In einem Lied sagt ein Partisan beim Abschied von Frau und Kind: »Wenn der Morgen kommt, muß ich zieh’n. Und Italiens Feinden im ganzen Land wird das Lachen bald vergeh’n«. Und wenn er fallen sollte, ist er sicher: »Unser Volk, das nie unseren Kampf vergißt, wird dem Söhnchen Vater sein«.

Den Vorschlag Badoglios, aus italienischen Soldaten, die sich der Entwaffnung durch die Hitlerwehrmacht widersetzt hatten, ein Freiwilligenkorps zu formieren, lehnten die Alliierten zunächst ab, erlaubten jedoch dann, einen motorisierten Truppenteil von etwa 5.500 Mann aufzustellen.
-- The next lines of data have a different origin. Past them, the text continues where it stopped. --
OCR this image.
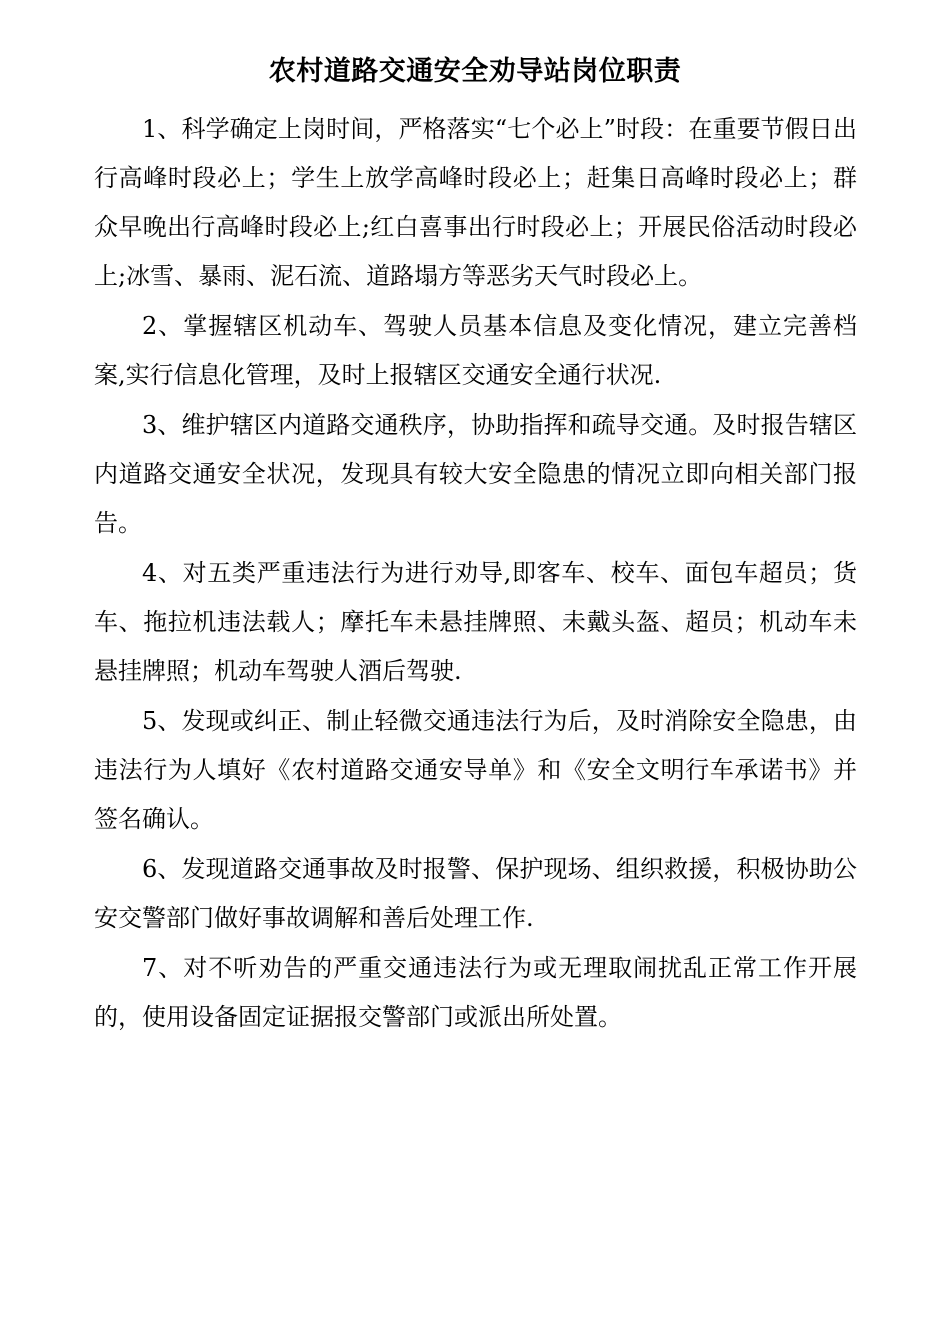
农村道路交通安全劝导站岗位职责

1、科学确定上岗时间，严格落实“七个必上”时段：在重要节假日出行高峰时段必上；学生上放学高峰时段必上；赶集日高峰时段必上；群众早晚出行高峰时段必上;红白喜事出行时段必上；开展民俗活动时段必上;冰雪、暴雨、泥石流、道路塌方等恶劣天气时段必上。

2、掌握辖区机动车、驾驶人员基本信息及变化情况，建立完善档案,实行信息化管理，及时上报辖区交通安全通行状况.

3、维护辖区内道路交通秩序，协助指挥和疏导交通。及时报告辖区内道路交通安全状况，发现具有较大安全隐患的情况立即向相关部门报告。

4、对五类严重违法行为进行劝导,即客车、校车、面包车超员；货车、拖拉机违法载人；摩托车未悬挂牌照、未戴头盔、超员；机动车未悬挂牌照；机动车驾驶人酒后驾驶.

5、发现或纠正、制止轻微交通违法行为后，及时消除安全隐患，由违法行为人填好《农村道路交通安导单》和《安全文明行车承诺书》并签名确认。

6、发现道路交通事故及时报警、保护现场、组织救援，积极协助公安交警部门做好事故调解和善后处理工作.

7、对不听劝告的严重交通违法行为或无理取闹扰乱正常工作开展的，使用设备固定证据报交警部门或派出所处置。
Vom Alliierten-Kommando am 8. Dezember 1943 ohne Artillerie-Unterstützung zum Sturm auf den Monte Lungo in Kampanien (Süditalien) eingesetzt, wurden die Italiener regelrecht verheizt und die Formation danach aufgelöst.

Auch die Partisanen, die die Hauptlast des Nationalen Befreiungskrieges trugen, versuchten die Alliierten wo es ging zu behindern. So erhielten sie nur etwa die Hälfte der von ihnen benötigten Ausrüstung, wobei die Versorgung zunehmend selektiv vorgenommen wurde, »um die militanten Gruppen der kommunistischen Garibaldi-Brigaden von der Unterstützung auszuschließen«.

Im Herbst 1944 verlangsamten die Alliierten ihren Vormarsch, um damit auch den Partisanenkampf zum Erliegen zu bringen. Der Oberkommandierende der angloamerikanischen Truppen, General Harold Alexander, forderte die Partisanenverbände in einer Rundfunkbotschaft auf, in den Wintermonaten keine offensiven Kampfhandlungen mehr zu führen und ihre festen Verbände und Standorte aufzulösen.

»Diese Rundfunkbotschaft, die auch von den Deutschen abgehört werden konnte, brachte die Widerstandsbewegung in große Gefahr«, schrieb die Historikerin Sophie Alf. Das habe wahrscheinlich durchaus in der Absicht der Alliierten gelegen, die die »Dezimierung der fortschrittlichen Antifaschisten in ihre Rechnung einbezogen«.

Kapitulation vor den Garibaldinern

Es gelang den Alliierten jedoch nicht, den Vormarsch der Partisanen aufzuhalten Im April 1945 eröffnete die Partisanenarmee zwischen Piemont und Venetien auf einer Breite von über 400 Kilometern ihre letzte Offensive gegen die Wehrmacht, deren Truppen in Stärke von 19 Divisionen zwischen Friuli und Carnia konzentriert waren. In Genua ergab sich der Ortskommandant der Wehrmacht, General Meinhold, den Garibaldinern und ging mit 9.000 Mann in Gefangenschaft. Am 27. April kapitulierte das X. Panzerkorps der Wehrmacht. Am 30. April nahmen Garibaldiner am Monte Grappa 33.000 deutsche Soldaten gefangen. Den Partisanen ergaben sich zwischen dem 25. April und 4. Mai allein im Veneto 140.000 Soldaten der Wehrmacht.